In C#, an identifier is a name assigned to a method, a variable, or any other user-defined item. Identifiers can be one or more characters long. Variable names may start with any letter of the alphabet or an underscore. Next may be a letter, a digit, or an underscore.

Remember, you can’t start an identifier with a digit

Although you cannot use any of the reserved C# keywords as identifiers, C# does allow you to precede a keyword with an @, allowing it to be a legal identifier. For example, @for is a valid identifier.In this case, the identifier is actually for and the @ is ignored.

The C# Reserved Keywords

Keywords are predefined, reserved identifiers that have special meanings to the compiler. They cannot be used as identifiers in your program unless they include @ as a prefix. For example, @if is a valid identifier but if is not because if is a keyword.

The first table in this topic lists keywords that are reserved identifiers in any part of a C# program. The second table in this topic lists the contextual keywords in C#. Contextual keywords have special meaning only in a limited program context and can be used as identifiers outside that context. Generally, as new keywords are added to the C# language, they are added as contextual keywords in order to avoid breaking programs written in earlier versions.

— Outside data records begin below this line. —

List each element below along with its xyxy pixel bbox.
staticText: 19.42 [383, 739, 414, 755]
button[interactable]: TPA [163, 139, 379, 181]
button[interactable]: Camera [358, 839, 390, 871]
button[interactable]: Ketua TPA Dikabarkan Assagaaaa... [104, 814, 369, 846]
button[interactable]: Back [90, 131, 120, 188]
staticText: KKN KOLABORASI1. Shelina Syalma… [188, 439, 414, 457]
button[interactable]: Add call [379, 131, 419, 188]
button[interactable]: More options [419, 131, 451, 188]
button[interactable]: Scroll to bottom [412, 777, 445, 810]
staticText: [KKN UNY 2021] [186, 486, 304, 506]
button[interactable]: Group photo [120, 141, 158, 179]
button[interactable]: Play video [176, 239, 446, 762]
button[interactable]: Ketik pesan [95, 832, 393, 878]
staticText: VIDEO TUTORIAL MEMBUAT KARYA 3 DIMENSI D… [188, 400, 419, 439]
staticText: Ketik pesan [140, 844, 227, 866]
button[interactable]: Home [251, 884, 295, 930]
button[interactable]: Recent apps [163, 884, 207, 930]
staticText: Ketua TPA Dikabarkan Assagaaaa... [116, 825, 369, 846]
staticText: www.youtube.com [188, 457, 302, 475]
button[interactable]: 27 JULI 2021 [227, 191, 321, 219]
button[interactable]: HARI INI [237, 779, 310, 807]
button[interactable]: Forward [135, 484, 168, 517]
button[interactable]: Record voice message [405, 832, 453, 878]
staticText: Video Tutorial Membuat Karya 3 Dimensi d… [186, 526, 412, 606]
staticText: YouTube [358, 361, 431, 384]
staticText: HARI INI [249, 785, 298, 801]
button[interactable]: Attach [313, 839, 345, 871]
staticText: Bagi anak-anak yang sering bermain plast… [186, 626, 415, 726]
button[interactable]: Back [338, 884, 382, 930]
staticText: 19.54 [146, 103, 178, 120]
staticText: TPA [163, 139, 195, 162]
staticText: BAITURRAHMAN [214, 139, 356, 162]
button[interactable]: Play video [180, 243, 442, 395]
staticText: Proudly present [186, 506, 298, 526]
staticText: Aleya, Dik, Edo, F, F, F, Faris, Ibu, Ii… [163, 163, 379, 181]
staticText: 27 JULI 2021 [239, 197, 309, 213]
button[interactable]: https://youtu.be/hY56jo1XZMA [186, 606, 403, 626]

Here is the full list of C# keywords:

abstract as base bool break
byte case catch char checked
class const continue decimal default
delegate do double else enum
event explicit extern false finally
fixed float for foreach goto
if implicit in int interface
internal is lock long namespace
new null object operator out
override params private protected public
readonly ref return sbyte sealed
short sizeof stackalloc static string
struct switch this throw true
try typeof uint ulong unchecked
unsafe ushort using virtual volatile
void while

The C# Contextual Keywords

A contextual keyword is used to provide a specific meaning in the code, but it is not a reserved word in C#. Some contextual keywords, such as partial and where, have special meanings in two or more contexts.